Expecting local media types to avoid cheerleading for the home team during singular sports events like a World Series is nitpicky in the extreme. But watching a lead anchor get his hair shaved into a novelty haircut seemed a bit much -- even if Roundtree's 'do was less a mohawk than a close cut to the sides of his head, done to fulfill a promise he made on air earlier this year. (Before the trim went down, one friend wondered what might happen if real news broke out and Roundtree had to anchor a report about a fire or train accident in his blue-tinged rayhawk.)

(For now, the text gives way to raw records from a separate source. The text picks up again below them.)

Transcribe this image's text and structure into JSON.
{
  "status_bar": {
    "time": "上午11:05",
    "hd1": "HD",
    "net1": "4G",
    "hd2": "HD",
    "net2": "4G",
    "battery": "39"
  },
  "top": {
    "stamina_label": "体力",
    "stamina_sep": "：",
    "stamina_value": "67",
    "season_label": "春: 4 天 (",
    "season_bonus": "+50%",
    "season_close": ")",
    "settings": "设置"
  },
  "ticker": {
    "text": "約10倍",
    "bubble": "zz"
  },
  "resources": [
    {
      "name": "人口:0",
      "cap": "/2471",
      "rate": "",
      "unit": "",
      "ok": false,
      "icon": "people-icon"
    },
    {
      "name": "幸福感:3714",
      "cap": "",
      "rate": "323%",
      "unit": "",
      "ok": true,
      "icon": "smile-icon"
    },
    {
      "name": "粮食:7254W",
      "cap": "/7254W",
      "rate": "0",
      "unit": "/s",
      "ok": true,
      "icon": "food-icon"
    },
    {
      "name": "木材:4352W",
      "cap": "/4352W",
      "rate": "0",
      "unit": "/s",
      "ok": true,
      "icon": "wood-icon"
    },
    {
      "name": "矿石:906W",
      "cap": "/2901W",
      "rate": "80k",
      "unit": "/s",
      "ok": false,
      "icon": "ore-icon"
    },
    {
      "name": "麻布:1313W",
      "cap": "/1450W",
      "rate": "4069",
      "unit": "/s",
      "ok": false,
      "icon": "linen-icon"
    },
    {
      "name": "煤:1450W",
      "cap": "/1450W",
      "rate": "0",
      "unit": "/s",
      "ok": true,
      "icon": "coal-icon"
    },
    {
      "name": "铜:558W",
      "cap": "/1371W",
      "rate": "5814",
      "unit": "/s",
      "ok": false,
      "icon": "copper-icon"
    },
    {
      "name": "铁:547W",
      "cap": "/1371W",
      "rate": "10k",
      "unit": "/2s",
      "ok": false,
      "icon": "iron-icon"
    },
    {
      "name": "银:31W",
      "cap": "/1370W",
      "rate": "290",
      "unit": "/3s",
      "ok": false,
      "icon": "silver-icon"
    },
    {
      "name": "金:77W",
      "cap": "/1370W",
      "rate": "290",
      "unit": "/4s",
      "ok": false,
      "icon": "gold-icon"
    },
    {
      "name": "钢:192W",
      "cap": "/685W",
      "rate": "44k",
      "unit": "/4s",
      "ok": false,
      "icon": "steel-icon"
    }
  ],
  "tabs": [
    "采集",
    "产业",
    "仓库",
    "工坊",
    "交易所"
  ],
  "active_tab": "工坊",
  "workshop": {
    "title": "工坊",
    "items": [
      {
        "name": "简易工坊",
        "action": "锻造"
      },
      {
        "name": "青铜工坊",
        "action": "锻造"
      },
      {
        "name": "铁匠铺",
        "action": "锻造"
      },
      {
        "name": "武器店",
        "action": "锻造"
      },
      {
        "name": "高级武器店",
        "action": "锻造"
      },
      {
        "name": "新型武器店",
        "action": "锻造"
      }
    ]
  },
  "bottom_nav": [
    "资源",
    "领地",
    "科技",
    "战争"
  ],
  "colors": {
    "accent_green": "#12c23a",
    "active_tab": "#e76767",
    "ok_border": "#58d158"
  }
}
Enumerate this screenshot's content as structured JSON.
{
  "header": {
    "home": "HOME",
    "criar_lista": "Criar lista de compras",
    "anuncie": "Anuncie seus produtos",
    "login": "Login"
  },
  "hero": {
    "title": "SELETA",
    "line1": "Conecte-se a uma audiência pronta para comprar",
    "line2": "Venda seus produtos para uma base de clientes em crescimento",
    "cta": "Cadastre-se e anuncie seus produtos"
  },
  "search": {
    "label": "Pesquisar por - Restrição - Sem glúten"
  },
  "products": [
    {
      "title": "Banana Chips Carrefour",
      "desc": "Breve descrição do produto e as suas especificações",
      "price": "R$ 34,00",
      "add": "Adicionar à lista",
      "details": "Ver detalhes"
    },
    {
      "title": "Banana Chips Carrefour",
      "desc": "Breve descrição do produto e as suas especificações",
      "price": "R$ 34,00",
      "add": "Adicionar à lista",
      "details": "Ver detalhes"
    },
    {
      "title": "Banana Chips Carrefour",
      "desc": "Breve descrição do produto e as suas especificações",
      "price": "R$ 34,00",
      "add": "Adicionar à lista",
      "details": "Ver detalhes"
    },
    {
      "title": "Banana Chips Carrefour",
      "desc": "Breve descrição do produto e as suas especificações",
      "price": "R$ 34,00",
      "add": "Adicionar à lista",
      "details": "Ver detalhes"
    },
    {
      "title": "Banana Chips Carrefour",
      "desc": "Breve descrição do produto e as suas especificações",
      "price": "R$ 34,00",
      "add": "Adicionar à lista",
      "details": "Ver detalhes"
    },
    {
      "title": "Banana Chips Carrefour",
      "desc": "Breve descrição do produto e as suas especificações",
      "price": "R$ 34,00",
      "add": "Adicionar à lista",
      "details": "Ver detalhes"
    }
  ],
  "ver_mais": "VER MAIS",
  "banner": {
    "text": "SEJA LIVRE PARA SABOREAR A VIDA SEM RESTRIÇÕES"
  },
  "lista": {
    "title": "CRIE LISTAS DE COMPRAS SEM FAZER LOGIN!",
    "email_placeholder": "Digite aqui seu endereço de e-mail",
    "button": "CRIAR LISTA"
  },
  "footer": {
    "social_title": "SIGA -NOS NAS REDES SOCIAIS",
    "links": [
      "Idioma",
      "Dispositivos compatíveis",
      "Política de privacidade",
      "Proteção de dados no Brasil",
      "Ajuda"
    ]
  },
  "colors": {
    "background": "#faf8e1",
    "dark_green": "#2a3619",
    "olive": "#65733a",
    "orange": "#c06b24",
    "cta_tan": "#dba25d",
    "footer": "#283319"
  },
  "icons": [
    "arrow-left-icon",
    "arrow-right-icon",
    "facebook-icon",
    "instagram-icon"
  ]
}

Still, at a time when readership and viewership is sliding for print and broadcast outlets, a World Series berth is a heaven-sent opportunity to get commemorative editions and special reports before the fans. Roundtree's WTSP-Ch. 10 offered an extra hour of coverage at 7 p.m. despite the fact that the CBS affiliate wasn't airing the game. Fox station WTVT-Ch. 13 even created a new web site, www.cowbelltime.com, to house all their reports on the Rays and encourage viewing of the game.
Emblazoned with the logo "All the way Rays," WTVT's reports after the game included the obligatory live shot from partying fans -- this time, at St. Petersburg's legendary sports bar Ferg's. At times, reporter Craig Patrick seemed on the verge of losing control of the shot as enthusiastic fans crowded around the camera showing off their cowbells and jerseys.
Indeed, all the big local news outlets were bursting with Rays reports available online, onscreen and in print. From stories on the international press to features on the history of the cowbell as a team totem -- the information available for the dedicated fan Wednesday was significant. WTSP, in keeping with its 10 Connects theme, even encouraged fans to submit their own pictures for their site -- as did the St. Pete Times.
Surprisingly, I didn't see Fox stars popping up in the stands during the game, though the obligatory flood of commercials promoting November programs left me seriously jonesing for the new two-hour 24 movie. And who knew the Backstreet Boys could still sing well enough to get through the national anthem -- led by Tampa expatriate Nick Carter.
To be sure, after all this pre-coverage and anticipation an opening night loss was disappointing (and sleep depriving; i know Fox wants to clean up in prime time, but a 7:30 p.m. start would make a lot of parents, kids and early risers a lot happier).
I just hope I've seen the last local TV anchor to sport a Rayhawk in a while.